Zhakhon quoted Keinhorst as saying that the issue of rational and fair use of water resources in Central Asia is one of priorities of cooperation of this German ministry with the region.

“As far as not concerted measures regarding construction of water facilities on common rivers are concerned, I will just stress that we have a common approach based on generally accepted international standards under which such projects must take into consideration interests of all countries of the region and be in compliance with all relevant environmental safeguards,” German expert noted.

In the meantime, the World Bank has announced holding of the first information-sharing and discussion meeting on the assessment studies for the Roghun hydroelectricity project on May 19.

According to information posted on World Bank’s website, the meeting that will take place in the World Bank Central Asia Regional Office in Almaty, Kazakhstan is expected to bring together a range of civil society organization (CSO) CSO stakeholders from the riparian countries (Kazakhstan, Kyrgyzstan, Tajikistan, Turkmenistan, Uzbekistan and Afghanistan).

The World Bank appreciates the difficult environment in which the proposed Roghun Regional Water Reservoir and Hydropower Project (Roghun HPP) is being studied.  At the request of the Central Asian governments, the Bank is working to ensure the technical quality of the two Assessment Studies (Techno-Economic Assessment Study and the Environmental and Social Impact Assessment), which are being undertaken to assess technical soundness, economic viability, and any impact that the proposed Roghun HPP could potentially have on environment or population, including those in the riparian countries.  To this end, the World Bank is convening two Independent Panels of Experts, undertaking Bank-funded studies, and leading consultations with riparian countries.

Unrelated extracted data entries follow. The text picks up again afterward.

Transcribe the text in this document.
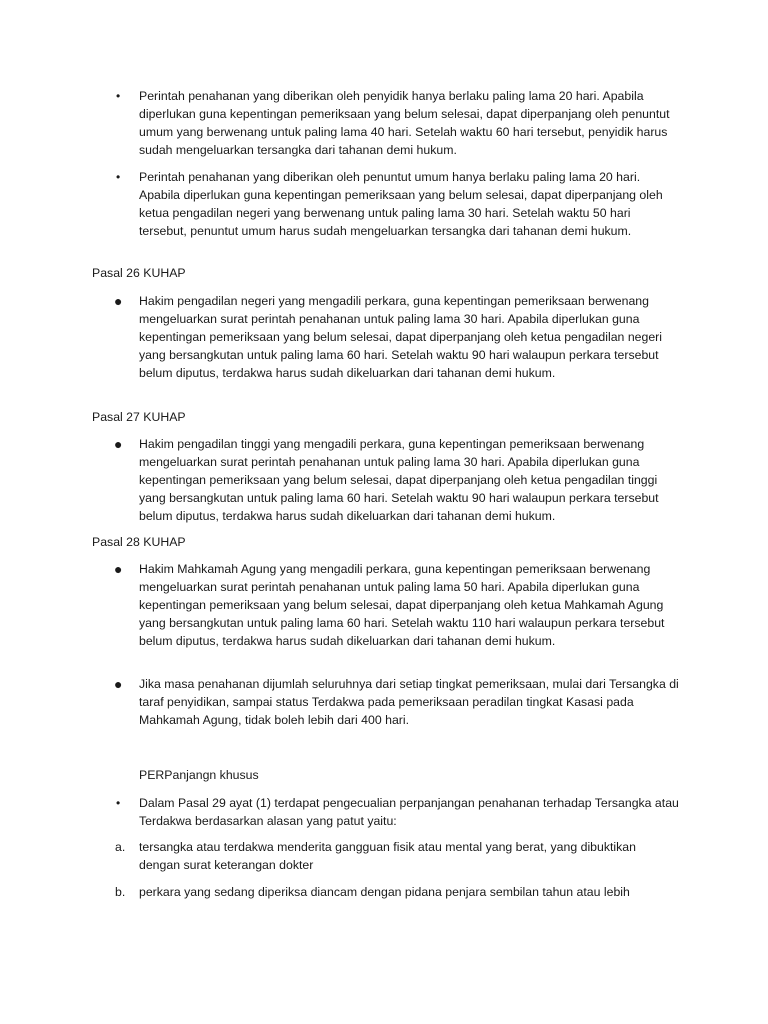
• Perintah penahanan yang diberikan oleh penyidik hanya berlaku paling lama 20 hari. Apabila diperlukan guna kepentingan pemeriksaan yang belum selesai, dapat diperpanjang oleh penuntut umum yang berwenang untuk paling lama 40 hari. Setelah waktu 60 hari tersebut, penyidik harus sudah mengeluarkan tersangka dari tahanan demi hukum.
• Perintah penahanan yang diberikan oleh penuntut umum hanya berlaku paling lama 20 hari. Apabila diperlukan guna kepentingan pemeriksaan yang belum selesai, dapat diperpanjang oleh ketua pengadilan negeri yang berwenang untuk paling lama 30 hari. Setelah waktu 50 hari tersebut, penuntut umum harus sudah mengeluarkan tersangka dari tahanan demi hukum.
Pasal 26 KUHAP
● Hakim pengadilan negeri yang mengadili perkara, guna kepentingan pemeriksaan berwenang mengeluarkan surat perintah penahanan untuk paling lama 30 hari. Apabila diperlukan guna kepentingan pemeriksaan yang belum selesai, dapat diperpanjang oleh ketua pengadilan negeri yang bersangkutan untuk paling lama 60 hari. Setelah waktu 90 hari walaupun perkara tersebut belum diputus, terdakwa harus sudah dikeluarkan dari tahanan demi hukum.
Pasal 27 KUHAP
● Hakim pengadilan tinggi yang mengadili perkara, guna kepentingan pemeriksaan berwenang mengeluarkan surat perintah penahanan untuk paling lama 30 hari. Apabila diperlukan guna kepentingan pemeriksaan yang belum selesai, dapat diperpanjang oleh ketua pengadilan tinggi yang bersangkutan untuk paling lama 60 hari. Setelah waktu 90 hari walaupun perkara tersebut belum diputus, terdakwa harus sudah dikeluarkan dari tahanan demi hukum.
Pasal 28 KUHAP
● Hakim Mahkamah Agung yang mengadili perkara, guna kepentingan pemeriksaan berwenang mengeluarkan surat perintah penahanan untuk paling lama 50 hari. Apabila diperlukan guna kepentingan pemeriksaan yang belum selesai, dapat diperpanjang oleh ketua Mahkamah Agung yang bersangkutan untuk paling lama 60 hari. Setelah waktu 110 hari walaupun perkara tersebut belum diputus, terdakwa harus sudah dikeluarkan dari tahanan demi hukum.
● Jika masa penahanan dijumlah seluruhnya dari setiap tingkat pemeriksaan, mulai dari Tersangka di taraf penyidikan, sampai status Terdakwa pada pemeriksaan peradilan tingkat Kasasi pada Mahkamah Agung, tidak boleh lebih dari 400 hari.
PERPanjangn khusus
• Dalam Pasal 29 ayat (1) terdapat pengecualian perpanjangan penahanan terhadap Tersangka atau Terdakwa berdasarkan alasan yang patut yaitu:
a. tersangka atau terdakwa menderita gangguan fisik atau mental yang berat, yang dibuktikan dengan surat keterangan dokter
b. perkara yang sedang diperiksa diancam dengan pidana penjara sembilan tahun atau lebih
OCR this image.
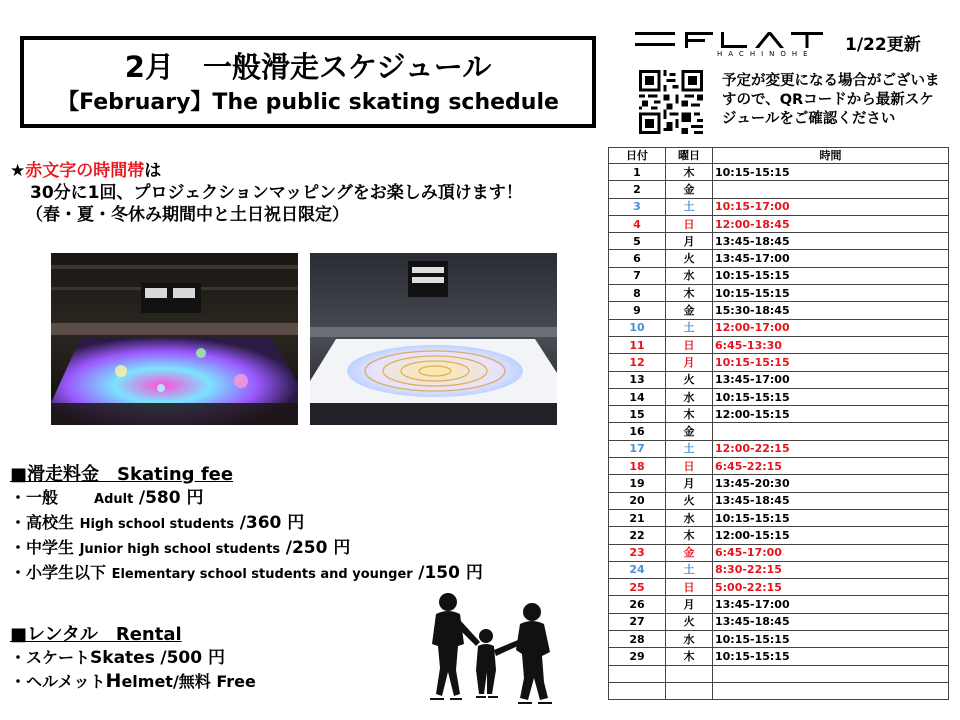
2月　一般滑走スケジュール
【February】The public skating schedule
HACHINOHE 1/22更新
予定が変更になる場合がございますので、QRコードから最新スケジュールをご確認ください
★赤文字の時間帯は
30分に1回、プロジェクションマッピングをお楽しみ頂けます！
（春・夏・冬休み期間中と土日祝日限定）
■滑走料金　Skating fee
・一般	Adult /580 円
・高校生 High school students /360 円
・中学生 Junior high school students /250 円
・小学生以下 Elementary school students and younger /150 円
■レンタル　Rental
・スケートSkates /500 円
・ヘルメットHelmet/無料 Free
日付	曜日	時間
1	木	10:15-15:15
2	金	
3	土	10:15-17:00
4	日	12:00-18:45
5	月	13:45-18:45
6	火	13:45-17:00
7	水	10:15-15:15
8	木	10:15-15:15
9	金	15:30-18:45
10	土	12:00-17:00
11	日	6:45-13:30
12	月	10:15-15:15
13	火	13:45-17:00
14	水	10:15-15:15
15	木	12:00-15:15
16	金	
17	土	12:00-22:15
18	日	6:45-22:15
19	月	13:45-20:30
20	火	13:45-18:45
21	水	10:15-15:15
22	木	12:00-15:15
23	金	6:45-17:00
24	土	8:30-22:15
25	日	5:00-22:15
26	月	13:45-17:00
27	火	13:45-18:45
28	水	10:15-15:15
29	木	10:15-15:15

The first information-sharing and discussion meeting with civil society organizations from riparian countries will focus on the inception reports for both Assessment Studies, which were prepared by the consultants contracted for carrying out the Assessment Studies, and which outline the work programs and study approaches for both Techno-Economic Assessment Study and Environmental and Social Impact Assessment.  Members of the Independent Panels of Experts will provide comment and guidance on the approaches, and share their observations with meeting participants.  In addition, the meeting will discuss the role of the Panels of Experts, and seek input of the participating CSOs on the approach to riparian consultations.

The World Bank has reached an understanding with the Government of Tajikistan that no new construction would commence until after the techno-economic and environmental/social studies have been shared and discussed with riparians, and the studies are reviewed by the independent Bank-funded Panel of Experts to determine feasibility.

We will recall that to raise funds to complete construction of the Roghun HPP the government started to sell shares in Roghun to people on January 6, 2010.  Tajikistan has reportedly issued 6 billion somoni (US$1.37 billion) worth of Roghun shares.  Officials were reportedly optimistic that enough can be raised to complete at least two generating lines, which should help alleviate crippling energy shortages.  To-date, the sale of Roghun shares has earned the government 830 million somoni (equivalent to 188.5 million U.S. dollars).  The national budget for this year has earmarked 850 million somoni for Roghun’s construction.

These plans have raised serious concerns across the border in Uzbekistan.  Uzbek officials argue that because it could take up to 18 years to fill, the Roghun project will severely reduce the amount of water flowing into Uzbekistan.